Materials and Methods:

Healthy subjects were studied before (T0) and at different intervals (T1 and T2) after anodal, cathodal, and sham tsDCS (20′, 2.0 mA) applied over the thoracic spinal cord (T10–T12). We assessed changes in cSP, SICI (interstimulus interval, ISI = 3 ms) and ICF (ISI = 10 ms). Motor-evoked potentials (MEPs) were recorded from first digital interosseus (FDI) and tibialis anterior (TA) muscles.


Cathodal tsDCS increased MEP amplitudes at interstimulus interval of 3 ms, while anodal one elicited opposite effects (FDI: p = 0.0023; TA: p = 0.0004); conversely, tsDCS left MEP amplitudes unchanged at ISI of 10 ms (FDI: p = 0.39; TA: p = 0.45).
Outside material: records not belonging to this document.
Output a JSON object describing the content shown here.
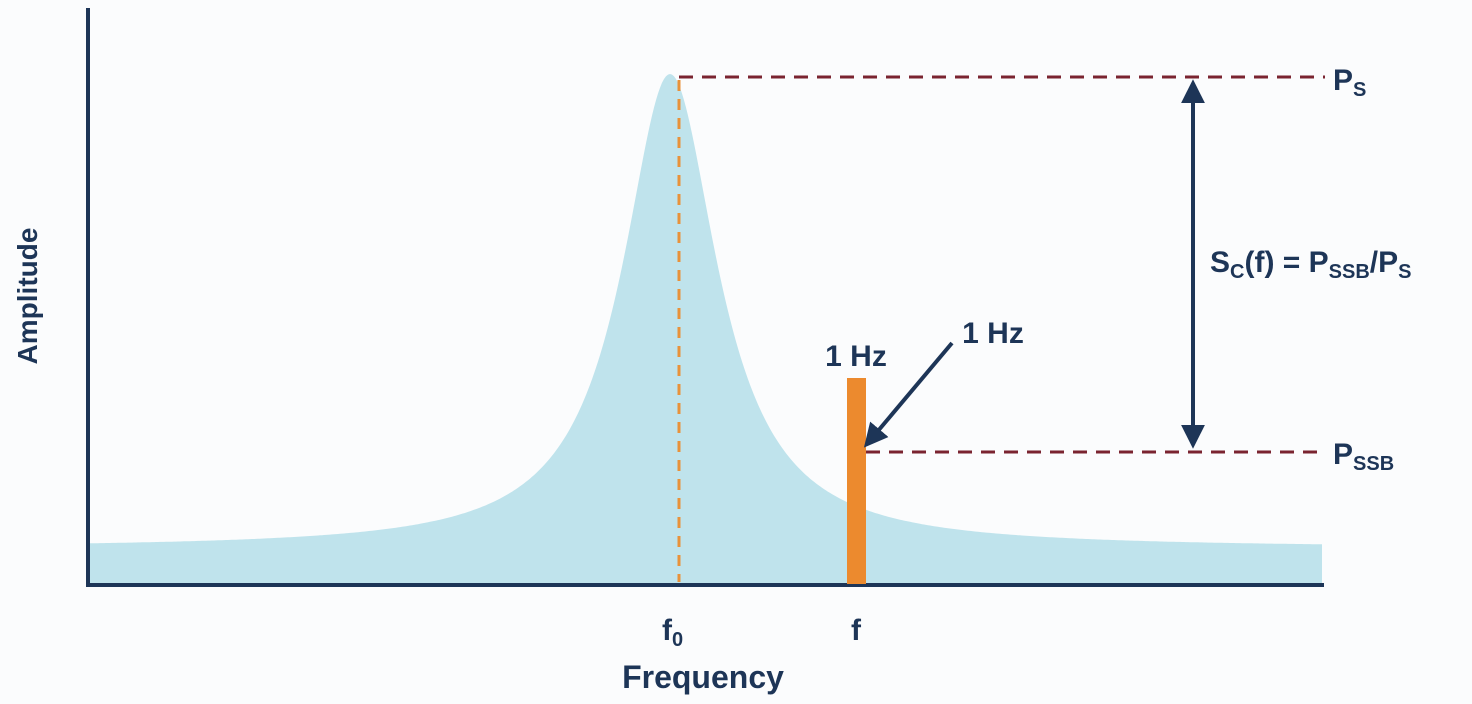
{
  "axes": {
    "y_label": "Amplitude",
    "x_label": "Frequency"
  },
  "ticks": {
    "f0_base": "f",
    "f0_sub": "0",
    "f": "f"
  },
  "levels": {
    "ps_base": "P",
    "ps_sub": "S",
    "pssb_base": "P",
    "pssb_sub": "SSB"
  },
  "formula": {
    "s": "S",
    "s_sub": "C",
    "mid": "(f) = P",
    "pssb_sub": "SSB",
    "slash": "/P",
    "ps_sub": "S"
  },
  "bandwidth": {
    "bar_label": "1 Hz",
    "arrow_label": "1 Hz"
  },
  "colors": {
    "axis": "#1d3557",
    "curve_fill": "#bfe3ec",
    "peak_marker": "#e8923a",
    "bar": "#ec8a2e",
    "level_line": "#7a2430",
    "arrow": "#1d3557"
  }
}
No significant change in cSP duration was found from upper limb (p = 0.81) and lower limb (p = 0.33).


tsDCS modulates inhibitory GABA(A)ergic drive, as assessed by SICI, without interfering with cSP and ICF. The possibility to interfere with cortical processing makes tsDCS a useful approach to modulate spinal drive through nonspinal mechanisms. tsDCS could also represent an early rehabilitation strategy in patients with acute brain lesions, when other noninvasive brain stimulation (NIBS) tools are not indicated due to safety concerns, as well as in the treatment of spinal diseases or pain syndromes.